If your PACS server requires an authentication please provide correct credentials (login and password) as well as change the authType value. If you're using our Local Server you can read more about securing your server in the Server Authentication section.

Example setting:

  "b1407f18-575d-487c-bc0c-640c6da651bc": {
    "uri": "https://localhost/zhiva/pacs",
    "statusUri": "https://localhost/zhiva/pacs/studies",
    "authType": "basicAuth",
    "login": "zhiva",
    "password": "35&Q39Nj&i@Eyk6P"

This setting with work with authentication defined in our local PACS server configuration. It uses login and password to generate authentication token which is then used by the server to access data from PACS.

Zhiva auth

If you're using our Local PACS with JWT you should use our standard authentication method. First, you have to generate User account without "Can edit PACS resources?" access (unless proxy has to be able to edit data on PACS). Then just enter this user's credentials to your server config like:

  "b1407f18-575d-487c-bc0c-640c6da651bc": {
    "uri": "https://localhost/zhiva/pacs",
    "statusUri": "https://localhost/zhiva/pacs/studies",
    "authType": "zhivaAuth",
    "login": "your_username",
    "password": "your_secret_password",
    "signInServer": "https://localhost/auth/sign-user",
    "signInTokenServer": "https://localhost/auth/generate-access-token",
    "refreshServer": "https://localhost/auth/refresh-token"

And you're good to go! Now, proxy server will use provided user to generate token and store it inside Docker's persistent volume.

External Token

If you have your own token provider you can use it with one-off token authentication. You have to generate Auth Token and enter it into the server's config.

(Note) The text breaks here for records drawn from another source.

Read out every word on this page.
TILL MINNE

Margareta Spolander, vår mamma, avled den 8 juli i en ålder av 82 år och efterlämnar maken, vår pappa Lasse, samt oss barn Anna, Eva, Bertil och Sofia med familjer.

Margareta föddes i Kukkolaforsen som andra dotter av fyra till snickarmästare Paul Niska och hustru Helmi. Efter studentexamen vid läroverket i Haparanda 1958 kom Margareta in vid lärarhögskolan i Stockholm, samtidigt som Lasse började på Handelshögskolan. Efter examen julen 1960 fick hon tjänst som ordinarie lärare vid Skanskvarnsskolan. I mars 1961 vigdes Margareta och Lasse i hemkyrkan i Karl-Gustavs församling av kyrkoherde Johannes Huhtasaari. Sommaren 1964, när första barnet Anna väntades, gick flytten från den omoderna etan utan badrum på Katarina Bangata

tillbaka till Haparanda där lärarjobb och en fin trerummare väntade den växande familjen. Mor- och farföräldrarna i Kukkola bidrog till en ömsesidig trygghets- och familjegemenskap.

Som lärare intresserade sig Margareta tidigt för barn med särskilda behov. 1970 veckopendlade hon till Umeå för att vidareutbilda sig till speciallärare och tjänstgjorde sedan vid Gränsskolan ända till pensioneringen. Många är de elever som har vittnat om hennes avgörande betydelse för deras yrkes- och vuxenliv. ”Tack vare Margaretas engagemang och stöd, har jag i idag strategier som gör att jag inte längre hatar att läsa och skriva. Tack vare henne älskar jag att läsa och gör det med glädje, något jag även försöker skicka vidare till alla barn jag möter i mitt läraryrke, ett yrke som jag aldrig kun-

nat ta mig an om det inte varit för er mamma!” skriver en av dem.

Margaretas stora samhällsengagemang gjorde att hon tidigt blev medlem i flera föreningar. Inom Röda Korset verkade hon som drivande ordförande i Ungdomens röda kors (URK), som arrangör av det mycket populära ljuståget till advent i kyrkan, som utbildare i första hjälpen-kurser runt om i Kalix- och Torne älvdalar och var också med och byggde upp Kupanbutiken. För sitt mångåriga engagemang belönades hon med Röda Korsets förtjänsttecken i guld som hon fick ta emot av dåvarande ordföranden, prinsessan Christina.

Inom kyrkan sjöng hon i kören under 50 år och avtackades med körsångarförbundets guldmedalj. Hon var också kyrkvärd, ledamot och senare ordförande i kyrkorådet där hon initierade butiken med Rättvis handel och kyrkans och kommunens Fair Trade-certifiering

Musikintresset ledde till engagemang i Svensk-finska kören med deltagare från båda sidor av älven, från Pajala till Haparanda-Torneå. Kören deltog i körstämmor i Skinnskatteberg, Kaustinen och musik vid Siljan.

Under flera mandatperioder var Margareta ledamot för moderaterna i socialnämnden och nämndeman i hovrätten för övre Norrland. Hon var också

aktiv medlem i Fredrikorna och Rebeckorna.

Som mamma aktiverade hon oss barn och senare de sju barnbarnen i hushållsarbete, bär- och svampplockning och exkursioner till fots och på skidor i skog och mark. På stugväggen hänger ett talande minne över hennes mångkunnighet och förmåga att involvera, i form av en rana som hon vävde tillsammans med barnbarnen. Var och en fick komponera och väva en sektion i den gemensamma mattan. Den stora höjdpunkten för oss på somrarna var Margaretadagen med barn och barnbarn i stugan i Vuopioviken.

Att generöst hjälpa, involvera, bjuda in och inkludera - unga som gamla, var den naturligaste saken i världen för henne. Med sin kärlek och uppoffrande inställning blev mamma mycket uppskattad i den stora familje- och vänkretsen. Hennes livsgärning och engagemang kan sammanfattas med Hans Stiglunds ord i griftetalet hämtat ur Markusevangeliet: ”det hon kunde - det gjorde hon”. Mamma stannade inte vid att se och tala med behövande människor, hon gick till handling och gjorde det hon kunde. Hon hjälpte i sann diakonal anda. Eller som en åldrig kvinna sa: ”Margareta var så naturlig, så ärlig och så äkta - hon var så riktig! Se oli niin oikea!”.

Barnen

  "b1407f18-575d-487c-bc0c-640c6da651bc": {
    "uri": "https://localhost/zhiva/pacs",
    "statusUri": "https://localhost/zhiva/pacs/studies",
    "authType": "token",
    "authToken": "YOUR_AUTH_TOKEN",
    "signInTokenServer": "https://localhost/auth/generate-access-token",
    "refreshServer": "https://localhost/auth/refresh-token" //optional

This authToken is going to be sent to signInTokenServer which should return Access Token (in Authentication header) and optional Refresh Token in response's body (Content-Type: text/html). Access Token should contain following fields:

  "name": string,
  "username": string,
  "canEditResource": boolean,
  "iat": number,
  "exp": number,
  "iss": string

When Auth Token expires then (if provided) Refresh Token will be used to retrieve new token from refreshServer.